The National Institute of Standards and Technology (NIST), in cooperation with the National Institute of Justice (NIJ), has established a new accreditation program for laboratories that test personal body armor. The deadline for inclusion in the first group of candidates for accreditation is Dec. 15, 2007.

Personal body armor can mean the difference between life and death for law enforcement officers who routinely put themselves at risk to protect the public.

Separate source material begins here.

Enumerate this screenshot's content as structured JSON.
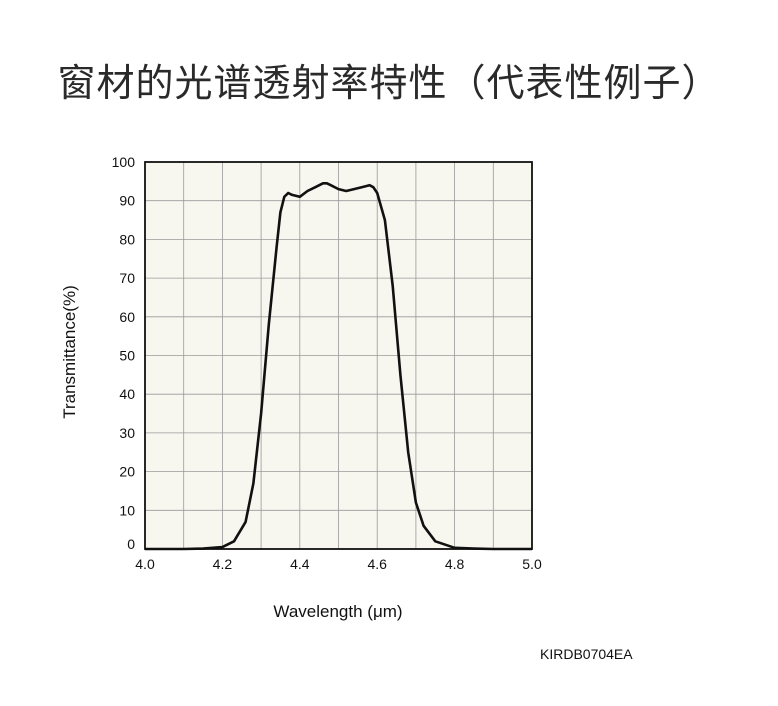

The NIJ reports that more than 3,000 officers’ lives have been saved by personal body armor since standards were first introduced for ballistic resistance in 1972. It is imperative that the body armor that law enforcement agencies use meet meaningful minimum performance requirements, and demonstrating that requires thorough testing at reliable testing facilities.

As part of the National Voluntary Laboratory Accreditation Program (NVLAP), the new NIST program will ensure that an accredited laboratory performing tests on personal body armor is capable of obtaining reliable data and competently conducts testing in the manner described in the draft standard NIJ-0101.06: Ballistic Resistance of Body Armor. NIST made technical recommendations to the draft standard at the request of the NIJ, which is the research, development and evaluation agency of the U.S. Department of Justice.

The minimum performance requirements defined by the standards are reevaluated and updated periodically as new safety issues arise and new discoveries are made. The new draft standard is the latest recommendation following the release of interim requirements in 2005 after it was revealed that some models of body armor found to comply with the previous standard saw a significant reduction in efficacy once placed into field service. The new standards take these concerns and others into account, and the accreditation program NIST is implementing has been designed to make sure that those standards are being met when the next generation of armors is tested.

Laboratories wishing to be accredited must submit an application and pay required fees. Applications received after Dec. 15, 2007, will be considered in the order they are received. Successful applications are contingent upon the completion of the application process, which includes an assay of the operation by technical experts and demonstrated proficiency of personnel.